# Trying a planted for the first time



## MaxGen (Jan 30, 2007)

Hi All,

I’ve decided to start a planted tank. I’ve wanted to get back into fishkeeping after being out for a couple of years. I had originally decided to try a reef tank, however after researching, I decided it would be far more work that I was prepared to commit to.

I stopped into AI last weekend and saw the planted tanks and thought they were stunning. I haven’t done planted before, so I’d love to give it a try.

I have a stainless steel table like you would find in a professional kitchen that is 36”x24”. It fits perfectly into the space I have set aside for the tank. I’m trying to decide if I should have a custom starfire made to those dimensions or just order the 36”x17.7”x17.7” tank and matching stand?? Would a planted tank benefit from the additional depth? I’m thinking it would. The drawback of the table is that the canister and CO2 will be visible beneath. The cabinet would look cleaner below the tank. Decisions, decisions...

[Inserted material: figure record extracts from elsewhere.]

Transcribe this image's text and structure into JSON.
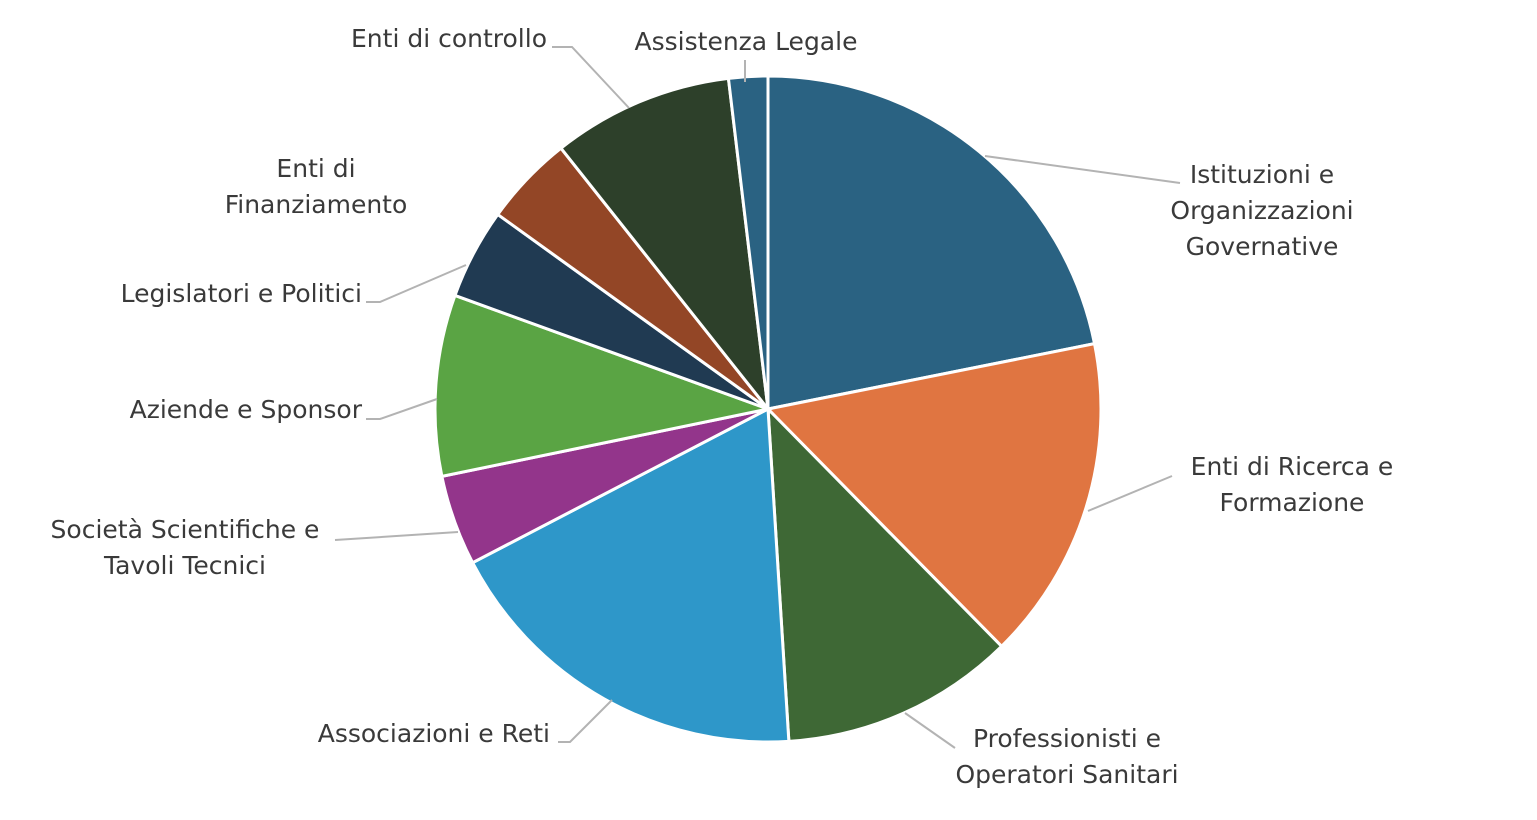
{
  "chart_data": {
    "type": "pie",
    "title": "",
    "start_angle_deg": 0,
    "direction": "clockwise",
    "slices": [
      {
        "label": [
          "Istituzioni e",
          "Organizzazioni",
          "Governative"
        ],
        "value": 21.9,
        "color": "#2a6282"
      },
      {
        "label": [
          "Enti di Ricerca e",
          "Formazione"
        ],
        "value": 15.8,
        "color": "#e07541"
      },
      {
        "label": [
          "Professionisti e",
          "Operatori Sanitari"
        ],
        "value": 11.4,
        "color": "#3e6835"
      },
      {
        "label": [
          "Associazioni e Reti"
        ],
        "value": 18.4,
        "color": "#2e97c9"
      },
      {
        "label": [
          "Società Scientifiche e",
          "Tavoli Tecnici"
        ],
        "value": 4.4,
        "color": "#93358b"
      },
      {
        "label": [
          "Aziende e Sponsor"
        ],
        "value": 8.8,
        "color": "#5aa444"
      },
      {
        "label": [
          "Legislatori e Politici"
        ],
        "value": 4.4,
        "color": "#203a52"
      },
      {
        "label": [
          "Enti di",
          "Finanziamento"
        ],
        "value": 4.4,
        "color": "#934626"
      },
      {
        "label": [
          "Enti di controllo"
        ],
        "value": 8.8,
        "color": "#2d402a"
      },
      {
        "label": [
          "Assistenza Legale"
        ],
        "value": 1.9,
        "color": "#2a6282"
      }
    ]
  }
}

I was planning on getting a CO2 canister with regulator, a bubble counter and one of their glass diffusers. I’ll stick with the glass intake and output attachments they have for the canister as well. Other purchases will be a testing kit, Pinpoint PH tester, probably the netlea soil, wood, plants and some rocks. Is there anything else I should get right away?

From what I have read, regular tap water is sufficient. Should I be using Prime to treat the water? Of course I’m expecting it to take 3 or 4 weeks to cycle before adding fish and shrimp.


----------



## dr3167 (Feb 18, 2011)

I think tank size is mostly a matter of preference. I currently have a tall tank, but I will eventually move to something shallow and long (landscape). One thing to consider with a tall tank is how far light reaches through water.

I'm still learning this stuff but I found that there are three main things to consider when planting an aquarium: lighting, C02, and ferts ( including substrate).

Lastly, use prime or other water conditioner to remove the chlorine from tap water. It's pretty important to remove that stuff with a planted tank not only for the fish/shrimps but for the plants as well.

I'm sure people here would love to see this progress in a tank journal thread.....something to think about.


----------